In the near term, this legislation, described by Senator Schumer as “one of the most significant changes to employment law in years,”4 will have far-reaching implications for employers. It is estimated that more than 60 million Americans are currently subject to mandatory arbitration clauses in the workplace.5
Employers may want to begin reassessing their employment agreements and preparing for the likelihood that sexual assault and harassment claims will likely no longer be subject to mandatory arbitration. We would also advise monitoring expected litigation concerning H.R. 4445, which should bring some clarity to the bill’s scope and application.

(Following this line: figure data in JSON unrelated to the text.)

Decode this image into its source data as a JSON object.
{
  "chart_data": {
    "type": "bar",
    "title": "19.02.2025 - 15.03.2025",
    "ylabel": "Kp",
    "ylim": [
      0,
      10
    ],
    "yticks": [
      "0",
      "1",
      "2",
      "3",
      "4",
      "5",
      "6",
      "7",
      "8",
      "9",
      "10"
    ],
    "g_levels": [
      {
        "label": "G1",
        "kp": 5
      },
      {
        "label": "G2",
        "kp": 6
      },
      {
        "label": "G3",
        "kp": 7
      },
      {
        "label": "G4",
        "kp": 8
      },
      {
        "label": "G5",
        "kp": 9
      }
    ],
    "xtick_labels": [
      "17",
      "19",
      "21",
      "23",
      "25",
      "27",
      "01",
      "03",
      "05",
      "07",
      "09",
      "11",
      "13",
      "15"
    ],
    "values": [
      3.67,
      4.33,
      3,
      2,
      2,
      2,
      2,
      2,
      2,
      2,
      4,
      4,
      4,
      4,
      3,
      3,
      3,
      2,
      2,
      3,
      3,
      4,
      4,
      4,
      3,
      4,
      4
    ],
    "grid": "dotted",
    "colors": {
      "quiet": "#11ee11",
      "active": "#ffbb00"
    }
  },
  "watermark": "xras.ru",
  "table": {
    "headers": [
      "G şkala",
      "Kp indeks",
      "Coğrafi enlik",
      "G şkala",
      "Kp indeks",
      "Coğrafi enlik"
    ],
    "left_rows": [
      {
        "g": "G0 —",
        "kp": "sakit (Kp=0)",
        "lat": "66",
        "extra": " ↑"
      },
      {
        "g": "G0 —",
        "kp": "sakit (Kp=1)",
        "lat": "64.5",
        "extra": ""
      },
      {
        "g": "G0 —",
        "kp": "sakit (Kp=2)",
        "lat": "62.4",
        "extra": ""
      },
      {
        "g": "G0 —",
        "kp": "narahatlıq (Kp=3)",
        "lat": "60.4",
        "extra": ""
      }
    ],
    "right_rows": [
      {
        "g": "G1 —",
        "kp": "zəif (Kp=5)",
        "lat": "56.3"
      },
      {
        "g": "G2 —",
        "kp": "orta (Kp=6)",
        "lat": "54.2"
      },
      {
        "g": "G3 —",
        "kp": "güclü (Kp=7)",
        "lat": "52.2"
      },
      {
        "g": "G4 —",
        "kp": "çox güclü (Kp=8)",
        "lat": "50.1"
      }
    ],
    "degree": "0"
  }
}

For example, it remains to be seen how courts will interpret when a “dispute or claim” “arises or accrues.” Will that be when the sexual assault or harassment first occurs or when the employee makes a complaint? Another open question is whether employers will need to provide any notice to employees of their right to dispense with arbitration clauses or joint-action waivers and, if so, how and when such notice should be provided. It will also be interesting to see how this bill will interact with confidentiality, nondisparagement, and other common clauses included in employment agreements, and whether it will apply to cases involving other employment-related claims that are still subject to mandatory arbitration. In other words, if an employee brings a sexual harassment claim and race discrimination claim, can both claims proceed in court under H.R. 4445 or will they need to be pursued separately—one in court, one in arbitration?
Now is also a good time for employers to revisit anti-harassment policies, procedures, and training programs, which may not have been updated during the COVID-19 pandemic. The U.S. Equal Employment Opportunity Commission, which is the federal agency responsible for the federal laws that make it illegal to discriminate against employees because of their sex, among other legally protected characteristics, advises that prevention is the “best tool to eliminate harassment in the workplace” and encourages employers to establish effective complaint or grievance processes, provide anti-harassment training to their managers and employees, and take immediate and appropriate action whenever an employee complains.6 Indeed, employers should seek to eliminate all harassment, even when it does not rise to the legal definition referenced above, as such conduct could be the subject of a complaint and could negatively impact the workplace in many other ways.